This thought-provoking and important book shows how people are drawn toward dangerous beliefs.
“Belief can manifest itself in world-changing ways—and did, in some of history’s ugliest moments, from the rise of Adolf Hitler to the Jonestown mass suicide in 1979. Arthur Janov, a renowned psychologist who penned The Primal Scream, fearlessly tackles the subject of why and how strong believers willingly embrace even the most deranged leaders.
Beyond Belief begins with a lucid explanation of belief systems that, writes Janov, “are maps, something to help us navigate through life more effectively.” While belief systems are not presented as inherently bad, the author concentrates not just on why people adopt belief systems, but why “alienated individuals” in particular seek out “belief systems on the fringes.” The result is a book that is both illuminating and sobering. It explores, for example, how a strongly-held belief can lead radical Islamist jihadists to murder others in suicide acts. Janov writes, “I believe if people had more love in this life, they would not be so anxious to end it in favor of some imaginary existence.”

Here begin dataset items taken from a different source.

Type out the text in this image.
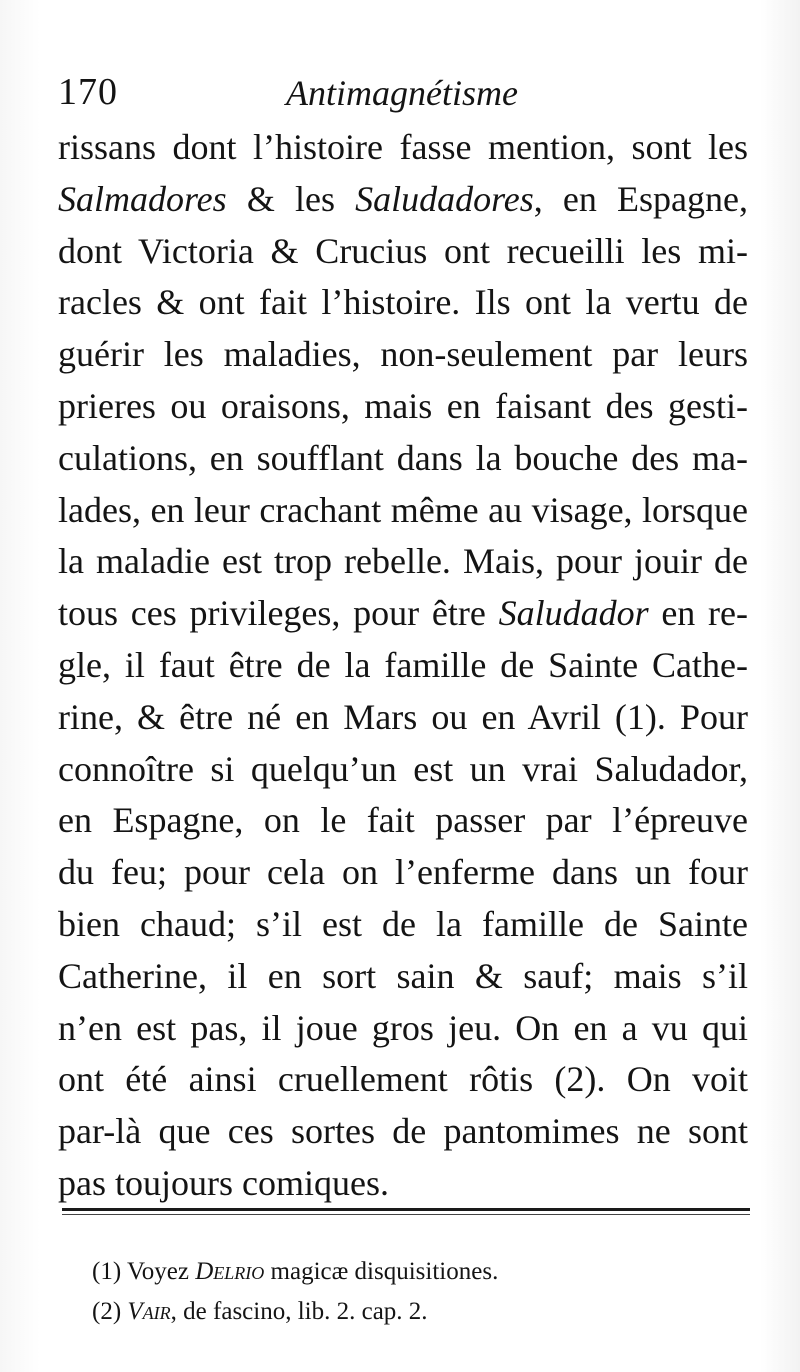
170	Antimagnétisme
rissans dont l’histoire fasse mention, sont les
Salmadores & les Saludadores, en Espagne,
dont Victoria & Crucius ont recueilli les mi-
racles & ont fait l’histoire. Ils ont la vertu de
guérir les maladies, non-seulement par leurs
prieres ou oraisons, mais en faisant des gesti-
culations, en soufflant dans la bouche des ma-
lades, en leur crachant même au visage, lorsque
la maladie est trop rebelle. Mais, pour jouir de
tous ces privileges, pour être Saludador en re-
gle, il faut être de la famille de Sainte Cathe-
rine, & être né en Mars ou en Avril (1). Pour
connoître si quelqu’un est un vrai Saludador,
en Espagne, on le fait passer par l’épreuve
du feu; pour cela on l’enferme dans un four
bien chaud; s’il est de la famille de Sainte
Catherine, il en sort sain & sauf; mais s’il
n’en est pas, il joue gros jeu. On en a vu qui
ont été ainsi cruellement rôtis (2). On voit
par-là que ces sortes de pantomimes ne sont
pas toujours comiques.
(1) Voyez Delrio magicæ disquisitiones.
(2) Vair, de fascino, lib. 2. cap. 2.
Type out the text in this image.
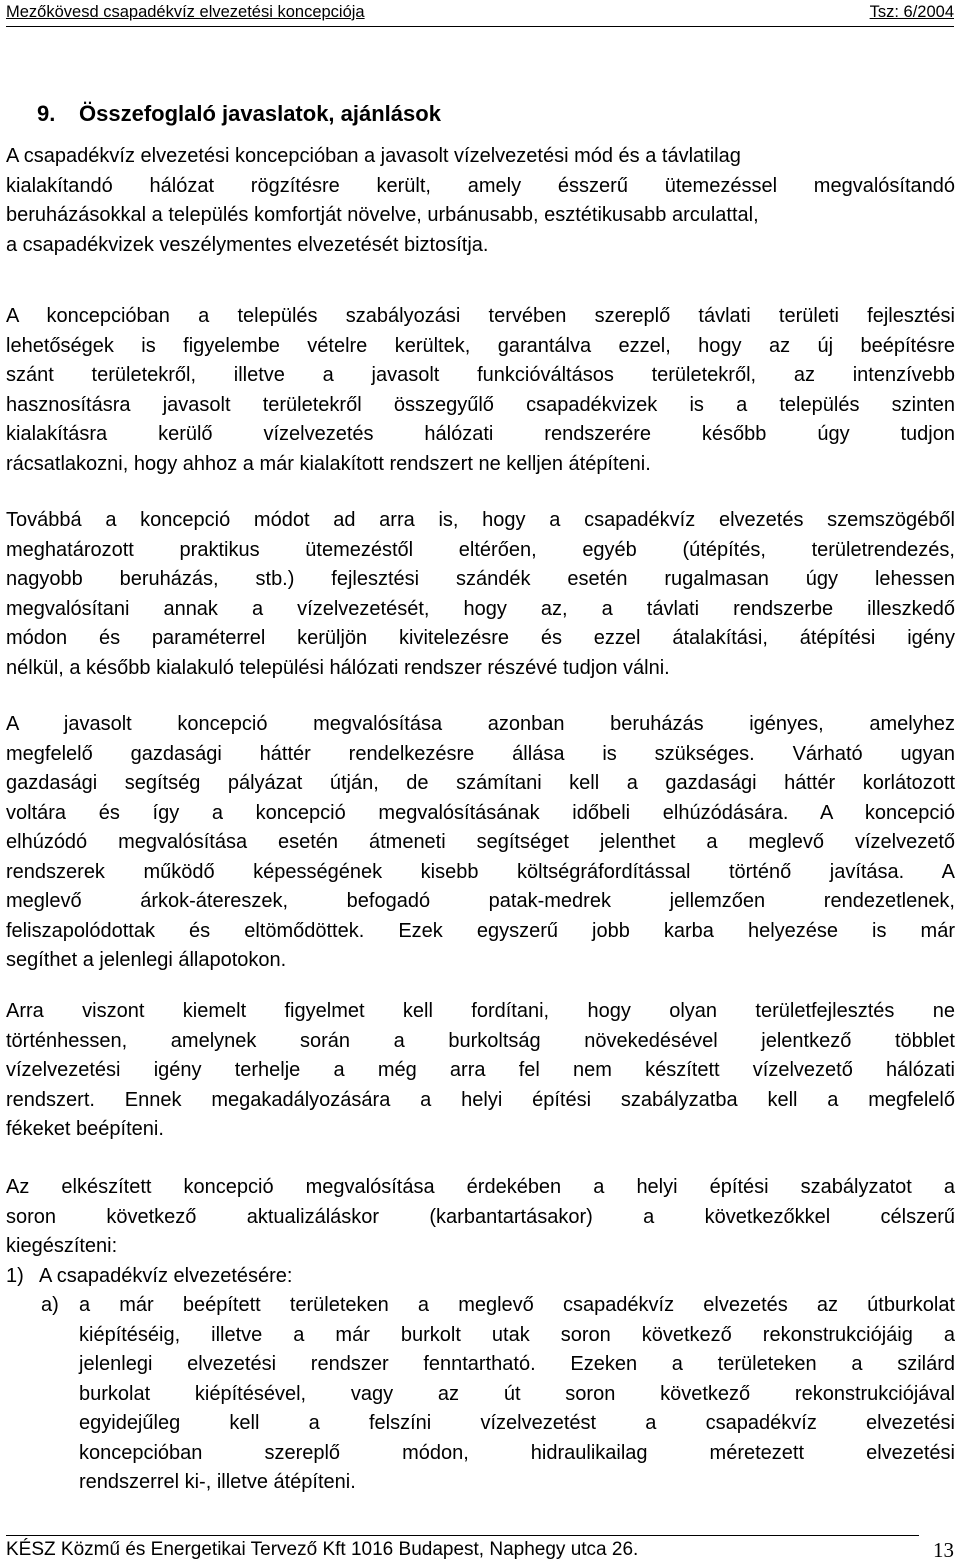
Mezőkövesd csapadékvíz elvezetési koncepciója	Tsz: 6/2004
9. Összefoglaló javaslatok, ajánlások
A csapadékvíz elvezetési koncepcióban a javasolt vízelvezetési mód és a távlatilag
kialakítandó hálózat rögzítésre került, amely ésszerű ütemezéssel megvalósítandó
beruházásokkal a település komfortját növelve, urbánusabb, esztétikusabb arculattal,
a csapadékvizek veszélymentes elvezetését biztosítja.
A koncepcióban a település szabályozási tervében szereplő távlati területi fejlesztési
lehetőségek is figyelembe vételre kerültek, garantálva ezzel, hogy az új beépítésre
szánt területekről, illetve a javasolt funkcióváltásos területekről, az intenzívebb
hasznosításra javasolt területekről összegyűlő csapadékvizek is a település szinten
kialakításra kerülő vízelvezetés hálózati rendszerére később úgy tudjon
rácsatlakozni, hogy ahhoz a már kialakított rendszert ne kelljen átépíteni.
Továbbá a koncepció módot ad arra is, hogy a csapadékvíz elvezetés szemszögéből
meghatározott praktikus ütemezéstől eltérően, egyéb (útépítés, területrendezés,
nagyobb beruházás, stb.) fejlesztési szándék esetén rugalmasan úgy lehessen
megvalósítani annak a vízelvezetését, hogy az, a távlati rendszerbe illeszkedő
módon és paraméterrel kerüljön kivitelezésre és ezzel átalakítási, átépítési igény
nélkül, a később kialakuló települési hálózati rendszer részévé tudjon válni.
A javasolt koncepció megvalósítása azonban beruházás igényes, amelyhez
megfelelő gazdasági háttér rendelkezésre állása is szükséges. Várható ugyan
gazdasági segítség pályázat útján, de számítani kell a gazdasági háttér korlátozott
voltára és így a koncepció megvalósításának időbeli elhúzódására. A koncepció
elhúzódó megvalósítása esetén átmeneti segítséget jelenthet a meglevő vízelvezető
rendszerek működő képességének kisebb költségráfordítással történő javítása. A
meglevő árkok-átereszek, befogadó patak-medrek jellemzően rendezetlenek,
feliszapolódottak és eltömődöttek. Ezek egyszerű jobb karba helyezése is már
segíthet a jelenlegi állapotokon.
Arra viszont kiemelt figyelmet kell fordítani, hogy olyan területfejlesztés ne
történhessen, amelynek során a burkoltság növekedésével jelentkező többlet
vízelvezetési igény terhelje a még arra fel nem készített vízelvezető hálózati
rendszert. Ennek megakadályozására a helyi építési szabályzatba kell a megfelelő
fékeket beépíteni.
Az elkészített koncepció megvalósítása érdekében a helyi építési szabályzatot a
soron következő aktualizáláskor (karbantartásakor) a következőkkel célszerű
kiegészíteni:
1) A csapadékvíz elvezetésére:
a) a már beépített területeken a meglevő csapadékvíz elvezetés az útburkolat
kiépítéséig, illetve a már burkolt utak soron következő rekonstrukciójáig a
jelenlegi elvezetési rendszer fenntartható. Ezeken a területeken a szilárd
burkolat kiépítésével, vagy az út soron következő rekonstrukciójával
egyidejűleg kell a felszíni vízelvezetést a csapadékvíz elvezetési
koncepcióban szereplő módon, hidraulikailag méretezett elvezetési
rendszerrel ki-, illetve átépíteni.
KÉSZ Közmű és Energetikai Tervező Kft 1016 Budapest, Naphegy utca 26.	13
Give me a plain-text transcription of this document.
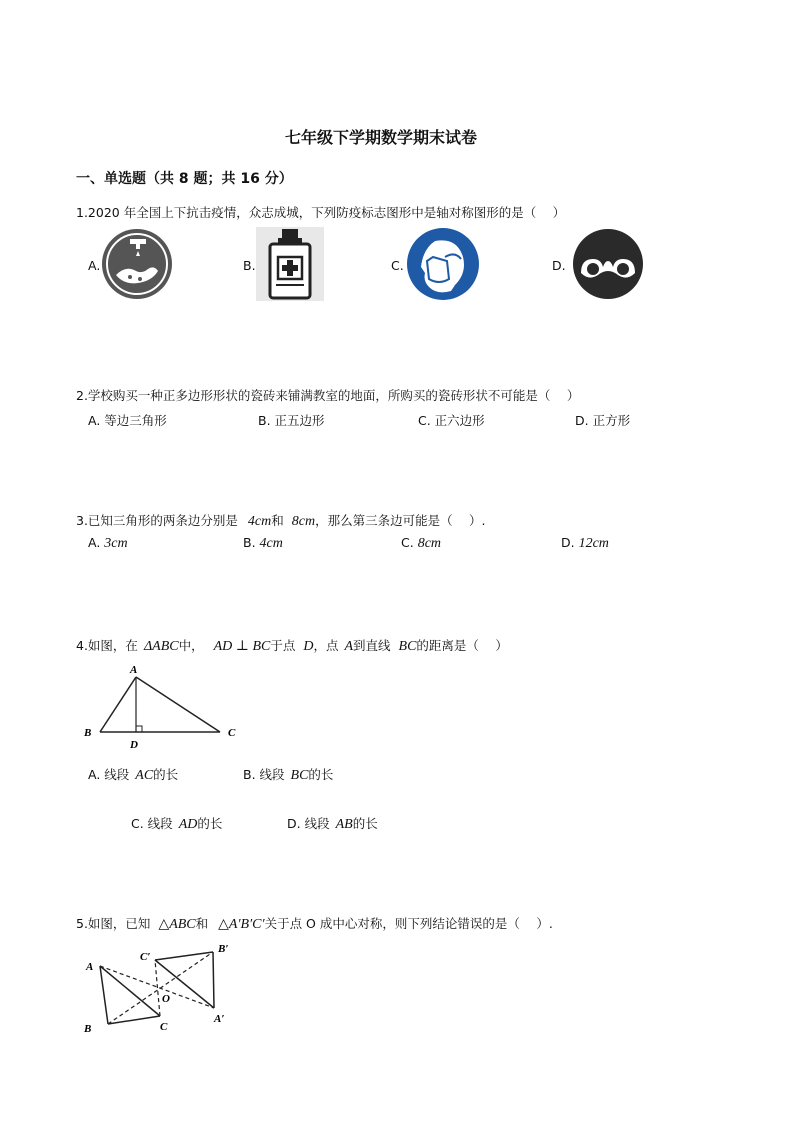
七年级下学期数学期末试卷
一、单选题（共 8 题；共 16 分）
1.2020 年全国上下抗击疫情，众志成城，下列防疫标志图形中是轴对称图形的是（　 ）
A.	B.	C.	D.
2.学校购买一种正多边形形状的瓷砖来铺满教室的地面，所购买的瓷砖形状不可能是（　 ）
A. 等边三角形	B. 正五边形	C. 正六边形	D. 正方形
3.已知三角形的两条边分别是 4cm和 8cm，那么第三条边可能是（　 ）.
A. 3cm	B. 4cm	C. 8cm	D. 12cm
4.如图，在 ΔABC中， AD ⊥ BC于点 D，点 A到直线 BC的距离是（　 ）
A
B	C
D
A. 线段 AC的长	B. 线段 BC的长
C. 线段 AD的长	D. 线段 AB的长
5.如图，已知 △ABC和 △A′B′C′关于点 O 成中心对称，则下列结论错误的是（　 ）.
A
B	C
O
C′
B′
A′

One of the most compelling aspects of Beyond Belief is the author’s liberal use of case studies, most of which are related in the first person by individuals whose lives were dramatically affected by their involvement in cults. These stories offer an exceptional perspective on the manner in which belief systems can take hold and shape one’s experiences. Joan’s tale, for instance, both engaging and disturbing, describes what it was like to join the Hare Krishnas. Even though she left the sect, observing that participants “are stunted in spiritual awareness,” Joan considers returning someday because “there’s a certain protection there.”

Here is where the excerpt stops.